It seems to me it\'s always going to be 4GB, because it uses the same size datatype (A DWORD)? Isn\'t a DWORD for the SizeOfImage
always going to be 32-bits? Or
The ImageSize field in the PE headers is largely unrelated to the file size on-disk of the PE file. ImageSize is the in-memory size of the loaded image i.e. the size of all sections (each rounded to the SectionAlignment boundary) + size of the PE headers (given in the next header field, SizeOfHeaders). This value cannot be > 2GB for either PE32 or PE32+ because a) the spec says so and b) there exist 31-bit RVAs in the spec, e.g. in the import lookup table. RVAs are memory references given as offsets from the in-memory base address.
That's in memory though. The file on disk can contain data that is not loaded into memory (e.g. debug data, cert data). File pointer fields in the PE spec are 32-bit unsigned values. So the theoretical maximum size of a PE file according to the spec is 4GB.
That's according to the spec. There may be file-system, loader, OS limits outside of the PE spec that reduce the maximum further.
According to the spec it is 32-bit unsigned value for a PE32+ image just like a PE32 image.

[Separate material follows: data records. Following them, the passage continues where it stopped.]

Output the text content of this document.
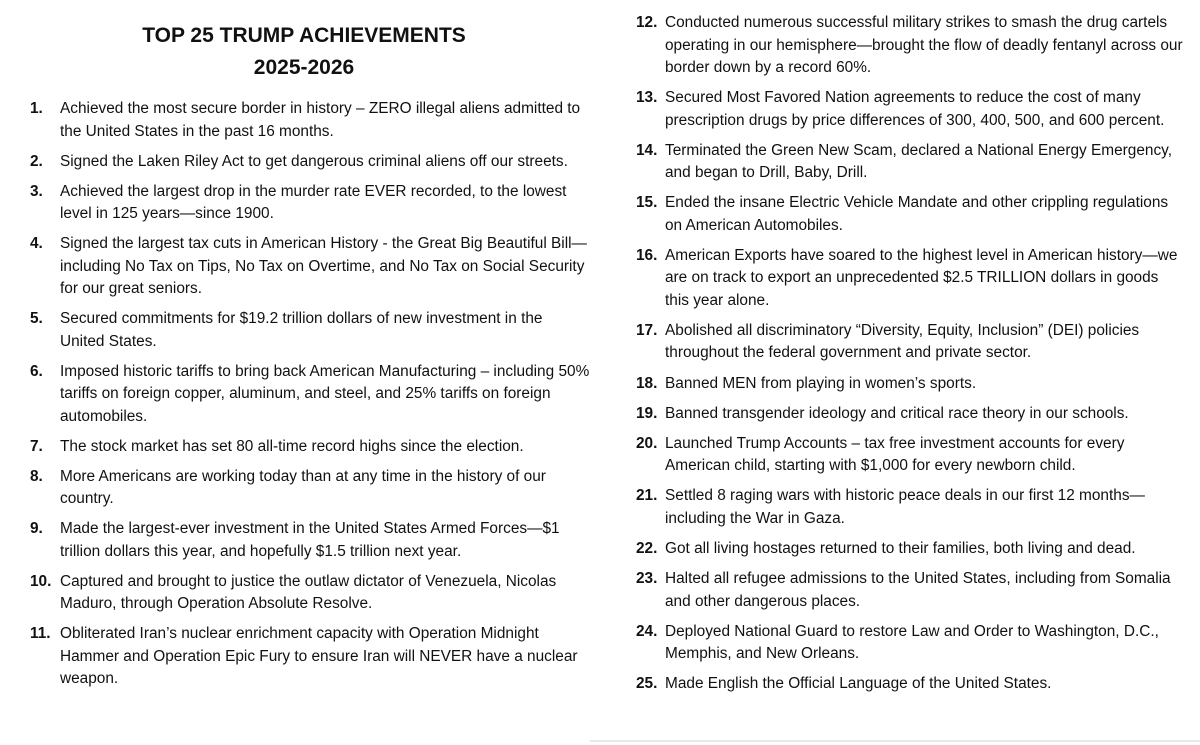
TOP 25 TRUMP ACHIEVEMENTS
2025-2026
1.	Achieved the most secure border in history – ZERO illegal aliens admitted to the United States in the past 16 months.
2.	Signed the Laken Riley Act to get dangerous criminal aliens off our streets.
3.	Achieved the largest drop in the murder rate EVER recorded, to the lowest level in 125 years—since 1900.
4.	Signed the largest tax cuts in American History - the Great Big Beautiful Bill—including No Tax on Tips, No Tax on Overtime, and No Tax on Social Security for our great seniors.
5.	Secured commitments for $19.2 trillion dollars of new investment in the United States.
6.	Imposed historic tariffs to bring back American Manufacturing – including 50% tariffs on foreign copper, aluminum, and steel, and 25% tariffs on foreign automobiles.
7.	The stock market has set 80 all-time record highs since the election.
8.	More Americans are working today than at any time in the history of our country.
9.	Made the largest-ever investment in the United States Armed Forces—$1 trillion dollars this year, and hopefully $1.5 trillion next year.
10. Captured and brought to justice the outlaw dictator of Venezuela, Nicolas Maduro, through Operation Absolute Resolve.
11. Obliterated Iran’s nuclear enrichment capacity with Operation Midnight Hammer and Operation Epic Fury to ensure Iran will NEVER have a nuclear weapon.
12. Conducted numerous successful military strikes to smash the drug cartels operating in our hemisphere—brought the flow of deadly fentanyl across our border down by a record 60%.
13. Secured Most Favored Nation agreements to reduce the cost of many prescription drugs by price differences of 300, 400, 500, and 600 percent.
14. Terminated the Green New Scam, declared a National Energy Emergency, and began to Drill, Baby, Drill.
15. Ended the insane Electric Vehicle Mandate and other crippling regulations on American Automobiles.
16. American Exports have soared to the highest level in American history—we are on track to export an unprecedented $2.5 TRILLION dollars in goods this year alone.
17. Abolished all discriminatory “Diversity, Equity, Inclusion” (DEI) policies throughout the federal government and private sector.
18. Banned MEN from playing in women’s sports.
19. Banned transgender ideology and critical race theory in our schools.
20. Launched Trump Accounts – tax free investment accounts for every American child, starting with $1,000 for every newborn child.
21. Settled 8 raging wars with historic peace deals in our first 12 months—including the War in Gaza.
22. Got all living hostages returned to their families, both living and dead.
23. Halted all refugee admissions to the United States, including from Somalia and other dangerous places.
24. Deployed National Guard to restore Law and Order to Washington, D.C., Memphis, and New Orleans.
25. Made English the Official Language of the United States.
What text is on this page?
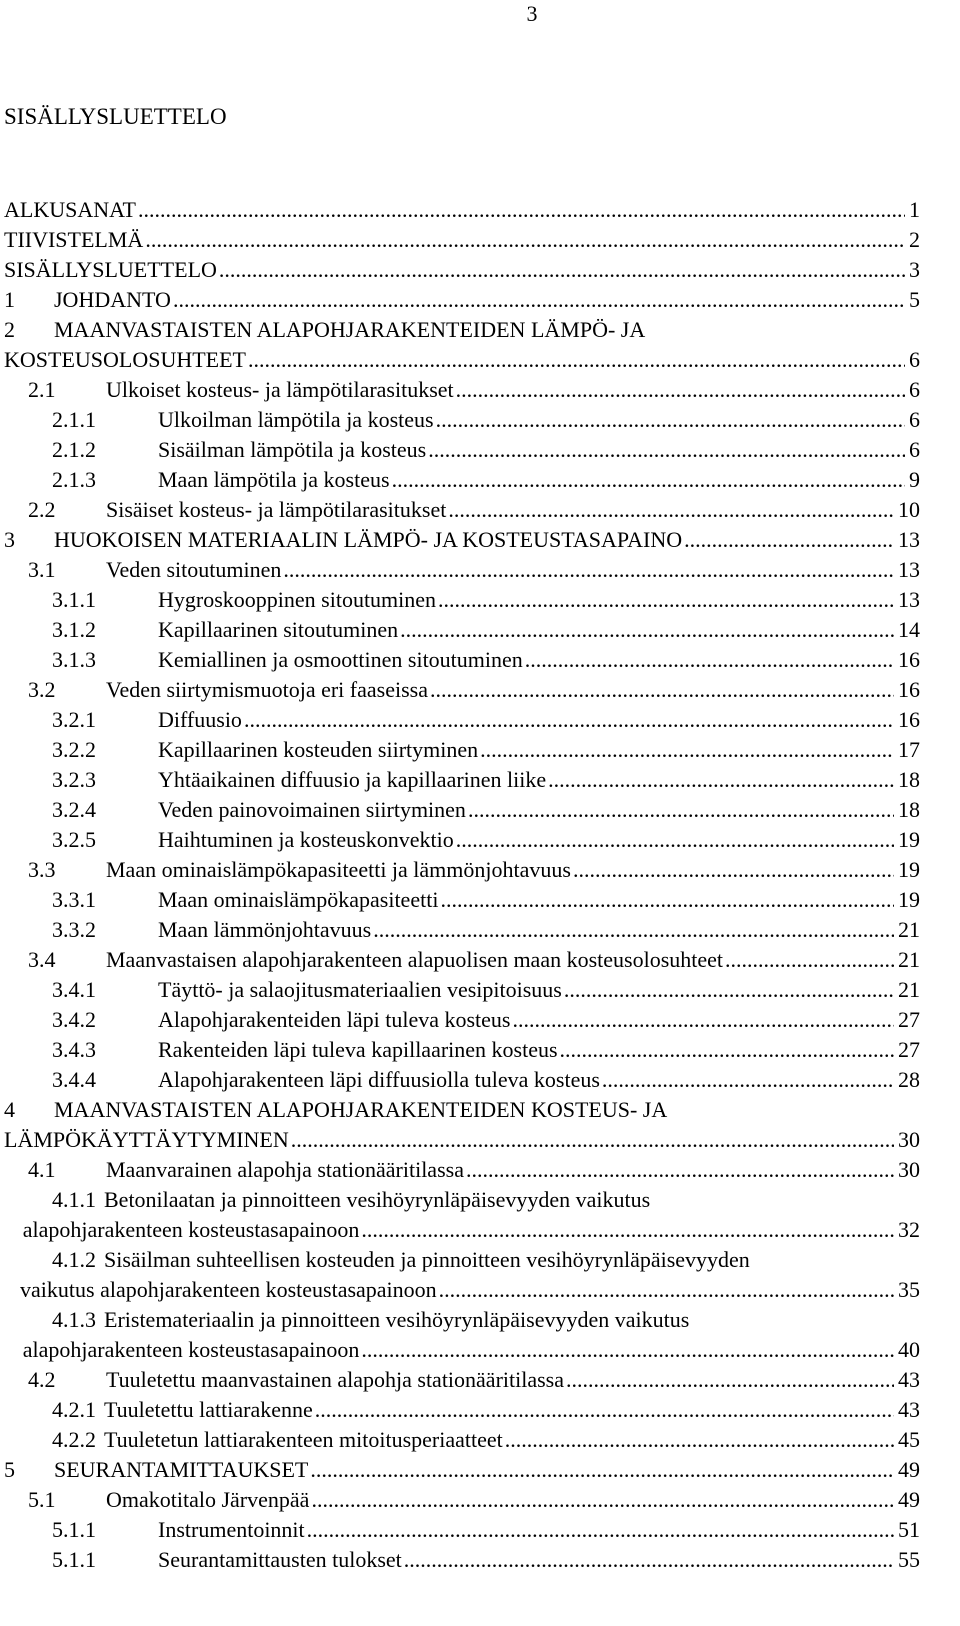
3
SISÄLLYSLUETTELO
ALKUSANAT .....	1
TIIVISTELMÄ .....	2
SISÄLLYSLUETTELO .....	3
1	JOHDANTO .....	5
2	MAANVASTAISTEN ALAPOHJARAKENTEIDEN LÄMPÖ- JA
KOSTEUSOLOSUHTEET .....	6
2.1	Ulkoiset kosteus- ja lämpötilarasitukset .....	6
2.1.1	Ulkoilman lämpötila ja kosteus .....	6
2.1.2	Sisäilman lämpötila ja kosteus .....	6
2.1.3	Maan lämpötila ja kosteus .....	9
2.2	Sisäiset kosteus- ja lämpötilarasitukset .....	10
3	HUOKOISEN MATERIAALIN LÄMPÖ- JA KOSTEUSTASAPAINO .....	13
3.1	Veden sitoutuminen .....	13
3.1.1	Hygroskooppinen sitoutuminen .....	13
3.1.2	Kapillaarinen sitoutuminen .....	14
3.1.3	Kemiallinen ja osmoottinen sitoutuminen .....	16
3.2	Veden siirtymismuotoja eri faaseissa .....	16
3.2.1	Diffuusio .....	16
3.2.2	Kapillaarinen kosteuden siirtyminen .....	17
3.2.3	Yhtäaikainen diffuusio ja kapillaarinen liike .....	18
3.2.4	Veden painovoimainen siirtyminen .....	18
3.2.5	Haihtuminen ja kosteuskonvektio .....	19
3.3	Maan ominaislämpökapasiteetti ja lämmönjohtavuus .....	19
3.3.1	Maan ominaislämpökapasiteetti .....	19
3.3.2	Maan lämmönjohtavuus .....	21
3.4	Maanvastaisen alapohjarakenteen alapuolisen maan kosteusolosuhteet .....	21
3.4.1	Täyttö- ja salaojitusmateriaalien vesipitoisuus .....	21
3.4.2	Alapohjarakenteiden läpi tuleva kosteus .....	27
3.4.3	Rakenteiden läpi tuleva kapillaarinen kosteus .....	27
3.4.4	Alapohjarakenteen läpi diffuusiolla tuleva kosteus .....	28
4	MAANVASTAISTEN ALAPOHJARAKENTEIDEN KOSTEUS- JA
LÄMPÖKÄYTTÄYTYMINEN .....	30
4.1	Maanvarainen alapohja stationääritilassa .....	30
4.1.1 Betonilaatan ja pinnoitteen vesihöyrynläpäisevyyden vaikutus
alapohjarakenteen kosteustasapainoon .....	32
4.1.2 Sisäilman suhteellisen kosteuden ja pinnoitteen vesihöyrynläpäisevyyden
vaikutus alapohjarakenteen kosteustasapainoon .....	35
4.1.3 Eristemateriaalin ja pinnoitteen vesihöyrynläpäisevyyden vaikutus
alapohjarakenteen kosteustasapainoon .....	40
4.2	Tuuletettu maanvastainen alapohja stationääritilassa .....	43
4.2.1 Tuuletettu lattiarakenne .....	43
4.2.2 Tuuletetun lattiarakenteen mitoitusperiaatteet .....	45
5	SEURANTAMITTAUKSET .....	49
5.1	Omakotitalo Järvenpää .....	49
5.1.1	Instrumentoinnit .....	51
5.1.1	Seurantamittausten tulokset .....	55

However, in my testing with both 32-bit and 64-bit applications (PE32/PE32+ files) on Windows 7 SP1 Home Premium x64, the maximum file size for either is between 1.8-1.85GB.
I tested by creating a very basic C executable with Visual Studio (~8K for 32-bit and 9K for 64-bit) and the added an empty code section to the PE header until Windows would no longer load it, and then binary searched for the limit. Looking at the process with vmmap showed that almost all of the entire first 2GB of address space were the image (including any subsequently loaded DLLs such as kernel32.dll). The limit was the same for me with both 32 and 64-bit processes. The 64-bit process did have the flag set in it's NT Header's File Header's section stating that it could handle addresses >2GB. It also could allocate memory for non-image sections above the 2GB limit.
It seems like the image is required to fit in it's entirety in the lower 2GB of VA space for the process, which means the SizeOfImage is being treated a signed 32-bit integer by the loader effectively.
According to the COFF/PE32 spec, the image size for a valid PE32+ (64 bit/(PE+) file is a 4 byte unsigned value.